Search code examples
repast-simphony

Repast: slow initialization reason


I have found it's very much slow to initialize my model. IT TAKES 40 SECONDS TO FINISH!

my codes contains two major parts: 1) a CSV data reader will first run to load the data, which takes less than 1 second to finish reading and processing 35000+ lines (see the first part code below); 2) the agent and edges are initialized subsequently. In particular, the edges initialization will make use of the loaded data in CSV reader (see the second part code below).
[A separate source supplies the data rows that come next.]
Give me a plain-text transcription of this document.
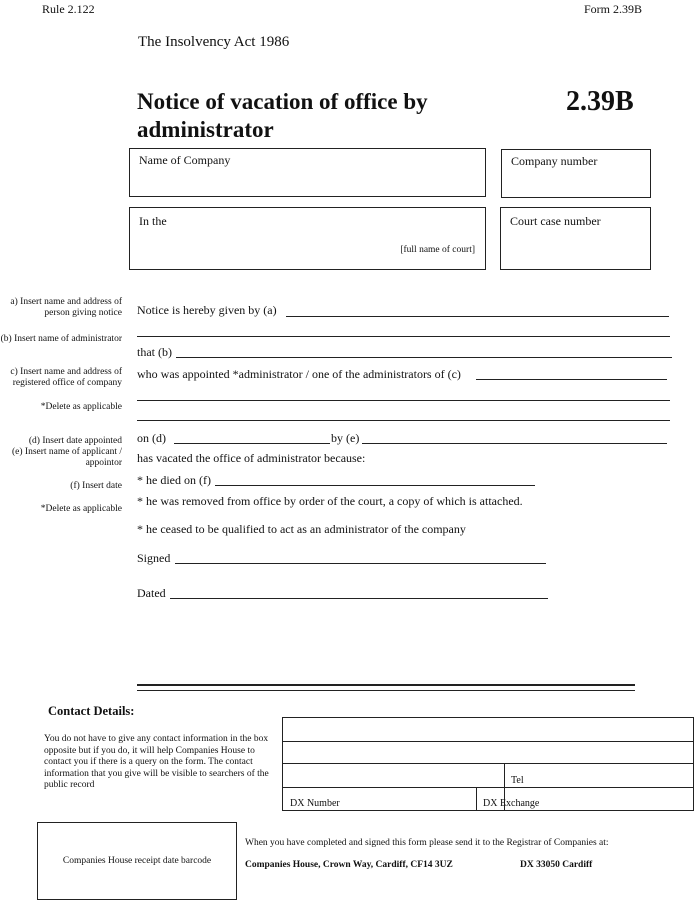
Rule 2.122	Form 2.39B
The Insolvency Act 1986
Notice of vacation of office by
administrator
2.39B
Name of Company	Company number
In the
[full name of court]
Court case number
a) Insert name and address of person giving notice
(b) Insert name of administrator
c) Insert name and address of registered office of company
*Delete as applicable
(d) Insert date appointed
(e) Insert name of applicant / appointor
(f) Insert date
*Delete as applicable
Notice is hereby given by (a)
that (b)
who was appointed *administrator / one of the administrators of (c)
on (d)	by (e)
has vacated the office of administrator because:
* he died on (f)
* he was removed from office by order of the court, a copy of which is attached.
* he ceased to be qualified to act as an administrator of the company
Signed
Dated
Contact Details:
You do not have to give any contact information in the box opposite but if you do, it will help Companies House to contact you if there is a query on the form. The contact information that you give will be visible to searchers of the public record	Tel
DX Number	DX Exchange
Companies House receipt date barcode
When you have completed and signed this form please send it to the Registrar of Companies at:
Companies House, Crown Way, Cardiff, CF14 3UZ	DX 33050 Cardiff
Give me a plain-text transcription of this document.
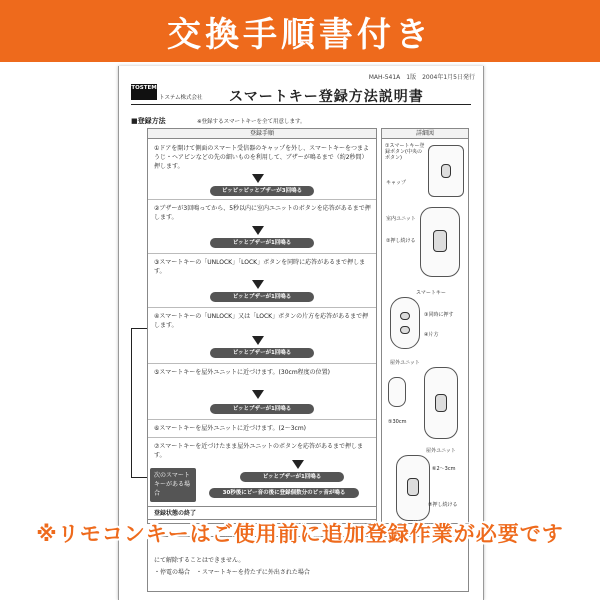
交換手順書付き
MAH-541A　1版　2004年1月5日発行
TOSTEM
トステム株式会社 スマートキー登録方法説明書
■登録方法	※登録するスマートキーを全て用意します。
登録手順
①ドアを開けて側面のスマート受信器のキャップを外し、スマートキーをつまようじ・ヘアピンなどの先の細いものを利用して、ブザーが鳴るまで（約2秒間）押します。
ピッピッピッとブザーが3回鳴る
②ブザーが3回鳴ってから、5秒以内に室内ユニットのボタンを応答があるまで押します。
ピッとブザーが1回鳴る
③スマートキーの「UNLOCK」「LOCK」ボタンを同時に応答があるまで押します。
ピッとブザーが1回鳴る
④スマートキーの「UNLOCK」又は「LOCK」ボタンの片方を応答があるまで押します。
ピッとブザーが1回鳴る
⑤スマートキーを屋外ユニットに近づけます。(30cm程度の位置)
ピッとブザーが1回鳴る
⑥スマートキーを屋外ユニットに近づけます。(2〜3cm)
⑦スマートキーを近づけたまま屋外ユニットのボタンを応答があるまで押します。
ピッとブザーが1回鳴る
次のスマートキーがある場合	30秒後にピー音の後に登録個数分のピッ音が鳴る
登録状態の終了
詳細図
①スマートキー登録ボタン(中央のボタン)
キャップ
室内ユニット
②押し続ける
スマートキー
③同時に押す
④片方
屋外ユニット
⑤30cm
屋外ユニット
⑥2〜3cm
⑦押し続ける
にて解除することはできません。
・停電の場合　・スマートキーを持たずに外出された場合
※リモコンキーはご使用前に追加登録作業が必要です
First part: CSVReader code

public class DataReader {

    private String csvFile;
    private List<String> sub = new ArrayList<String>();
    private List<List> master = new ArrayList<List>();


    public void ReadFromCSV(String csvFile) {

        String line = "";
        String cvsSplitBy = ",";

        try (BufferedReader br = new BufferedReader(new FileReader(csvFile))) {
            System.out.println("Header " + br.readLine());
            while ((line = br.readLine()) != null) {

                // use comma as separator
                String[] list = line.split(cvsSplitBy);
//                System.out.println("the size is " + country[1]);
                for (int i = 0; i < list.length; i++) {
                    sub.add(list[i]);
                }
                List<String> temp = (List<String>) ((ArrayList<String>) sub).clone();
//                master.add(new ArrayList<String>(sub));
                master.add(temp);
                sub.removeAll(sub);
            }

        } catch (IOException e) {
            e.printStackTrace();
        }

        System.out.println(master);
    }

    public List<List> getMaster() {
        return master;
    }

}

This is the input file used by CSVReader:

enter image description here

Second part: edge (route) initialization code. I suspect it's the query loop which consumes much of the time for initialization:

//      add route network
        Network<Object> net = (Network<Object>)context.getProjection("IntraCity Network");
        IndexedIterable<Object> local_hubs = context.getObjects(LocalHub.class);
        for (int i = 0; i <= CSV_reader_route.getMaster().size() - 1; i++) {
            String source = (String) CSV_reader_route.getMaster().get(i).get(0);
            String target = (String) CSV_reader_route.getMaster().get(i).get(3);
            double dist = Double.parseDouble((String) CSV_reader_route.getMaster().get(i).get(6));
            double time = Double.parseDouble((String) CSV_reader_route.getMaster().get(i).get(7));

            Object source_hub = null;
            Object target_hub = null;
            Query<Object> source_query = new PropertyEquals<Object>(context, "hub_code", source);
            for (Object o : source_query.query()) {
                if (o instanceof LocalHub) {
                    source_hub = (LocalHub) o;
                }
                if (o instanceof GatewayHub) {
                    source_hub = (GatewayHub) o;
                }
            }

            Query<Object> target_query = new PropertyEquals<Object>(context, "hub_code", target);
            for (Object o : target_query.query()) {
                if (o instanceof LocalHub) {
                    target_hub = (LocalHub) o;
                }
                if (o instanceof GatewayHub) {
                    target_hub = (GatewayHub) o;
                }
            }

            if (net.getEdge(source_hub, target_hub) == null) {
                Route this_route = (Route) net.addEdge(source_hub, target_hub);
                context.add(this_route);
                this_route.setDist(dist);
                this_route.setTime(time); }
            }



        }

UPDATE: according to my test, I found this line will dramatically slow down the initialization process.

context.add(this_route);

Without this line it took only 3 seconds to finish. With this line the model took 20 seconds! What is the underlying mechanism of context.add() ? How to solve and improve this problem?


Solution

  • When you add the edges to the context, the queries become that much more computationally expensive as the search space in the context becomes larger. So, perhaps not adding the edges to the context in the csv reader loop would help. You could create the edge as now, but add it to a list rather than the context. Then when the reader loop is finished iterate through that list and add the edges to the context.

    If this doesn't help, then at least we know that there's an additional side effect in adding to the context that we can try to track down.